— Правда?
— Насколько я знаю.
Учитель Халс усмехнулся той усмешкой, которая, как мне известно, таит в себе опасность и куда страшнее всех гримас, вместе взятых.
— Та-ак, пожалуй, тебе все же не мешало бы достать голову из сумки. Может, в последнее время ты переутомился, разнося цветы, а? И путаешь наших великих поэтов с улицами? Ты хотел асфальтировать Обстфеллера?
— Я на велосипеде езжу.
— Что ты сказал?
— Я не разношу цветы, а развожу. На велосипеде.
— Встань.
Никто в классе не смеялся, и вовсе не от большого сочувствия, просто до конца урока оставалось еще двадцать минут, и следующей жертвой мог стать кто угодно.
Я встал.
— И подойди сюда, будь добр, — говорит учитель Халс.

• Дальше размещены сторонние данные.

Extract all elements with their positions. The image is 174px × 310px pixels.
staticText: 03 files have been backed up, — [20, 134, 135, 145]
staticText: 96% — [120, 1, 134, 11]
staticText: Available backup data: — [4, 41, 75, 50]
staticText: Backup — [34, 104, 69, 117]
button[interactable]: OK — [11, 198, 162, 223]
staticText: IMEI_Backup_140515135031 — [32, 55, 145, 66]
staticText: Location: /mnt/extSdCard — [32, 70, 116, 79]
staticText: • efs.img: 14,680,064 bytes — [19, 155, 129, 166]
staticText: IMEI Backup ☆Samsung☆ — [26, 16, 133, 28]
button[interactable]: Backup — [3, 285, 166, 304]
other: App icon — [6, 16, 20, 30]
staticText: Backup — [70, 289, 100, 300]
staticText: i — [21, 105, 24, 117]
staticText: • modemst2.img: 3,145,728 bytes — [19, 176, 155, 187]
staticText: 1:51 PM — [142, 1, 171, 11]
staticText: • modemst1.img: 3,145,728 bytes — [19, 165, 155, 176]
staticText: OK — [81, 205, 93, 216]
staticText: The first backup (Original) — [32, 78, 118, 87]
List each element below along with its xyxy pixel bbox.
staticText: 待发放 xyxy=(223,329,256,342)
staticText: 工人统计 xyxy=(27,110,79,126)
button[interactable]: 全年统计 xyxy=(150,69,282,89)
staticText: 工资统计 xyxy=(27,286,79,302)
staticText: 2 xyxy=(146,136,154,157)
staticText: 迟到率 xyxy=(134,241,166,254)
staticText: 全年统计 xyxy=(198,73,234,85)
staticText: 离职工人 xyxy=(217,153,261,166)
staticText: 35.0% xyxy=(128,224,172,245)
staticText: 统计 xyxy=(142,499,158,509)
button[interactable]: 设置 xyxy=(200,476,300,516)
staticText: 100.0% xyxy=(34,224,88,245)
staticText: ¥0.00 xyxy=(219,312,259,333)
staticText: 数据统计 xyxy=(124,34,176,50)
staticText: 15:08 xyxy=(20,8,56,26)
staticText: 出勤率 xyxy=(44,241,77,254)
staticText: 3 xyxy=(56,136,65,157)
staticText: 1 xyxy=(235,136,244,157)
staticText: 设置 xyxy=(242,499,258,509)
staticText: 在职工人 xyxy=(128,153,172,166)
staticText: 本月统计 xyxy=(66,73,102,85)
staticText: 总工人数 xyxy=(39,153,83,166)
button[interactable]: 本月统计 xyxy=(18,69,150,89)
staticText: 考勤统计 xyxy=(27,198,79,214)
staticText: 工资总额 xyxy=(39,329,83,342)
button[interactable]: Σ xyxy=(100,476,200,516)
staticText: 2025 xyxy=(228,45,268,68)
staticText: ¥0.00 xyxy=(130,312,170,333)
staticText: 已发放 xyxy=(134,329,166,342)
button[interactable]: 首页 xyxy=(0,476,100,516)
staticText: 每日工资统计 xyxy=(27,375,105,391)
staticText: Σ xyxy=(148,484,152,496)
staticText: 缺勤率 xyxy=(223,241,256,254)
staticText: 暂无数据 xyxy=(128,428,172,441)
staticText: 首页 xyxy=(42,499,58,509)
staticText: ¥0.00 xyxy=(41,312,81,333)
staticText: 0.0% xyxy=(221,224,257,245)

Надо идти к доске. Я пошел. Глянул в окно, на школьный двор, а что может быть более пустынным и заброшенным, чем школьный двор в октябре, между переменами, когда листья кружатся возле отключенного питьевого фонтанчика, а голуби под навесом расклевывают старые завтраки, в которые матери когда-то вложили свою душу.
Учитель Халс долго смотрел на меня.
— Тебе хорошо живется? — спрашивает он.
В домашнем задании этого не было.
— Нет, — отвечаю я.
И сейчас я вдруг осознаю, что эти реплики, этот для кого-то, наверно, совершенно незначительный разговор между учеником и учителем, между мной и учителем Халсом, происходит в настоящем времени, ведь в моей памяти эти фразы звучат по-прежнему, произносятся как бы сами собой, речь живет, тогда как события, окружающие эти реплики, смутны, погружены в прошлое, переиначены там и освещены по-другому, а незавершенные лица в классной комнате ускользают, не ухватишь, не запечатлеешь на бумаге, вот так же и падение со сцены в Париже, на глазах у всех, — поначалу я пытаюсь уцепиться за эту слабую надежду — будет забыто теми, кто, к сожалению, стал его свидетелем.
Нет, мне живется не очень-то хорошо.
— Вот и Сигбьёрну Обстфеллеру тоже жилось не очень хорошо, — говорит учитель Халс.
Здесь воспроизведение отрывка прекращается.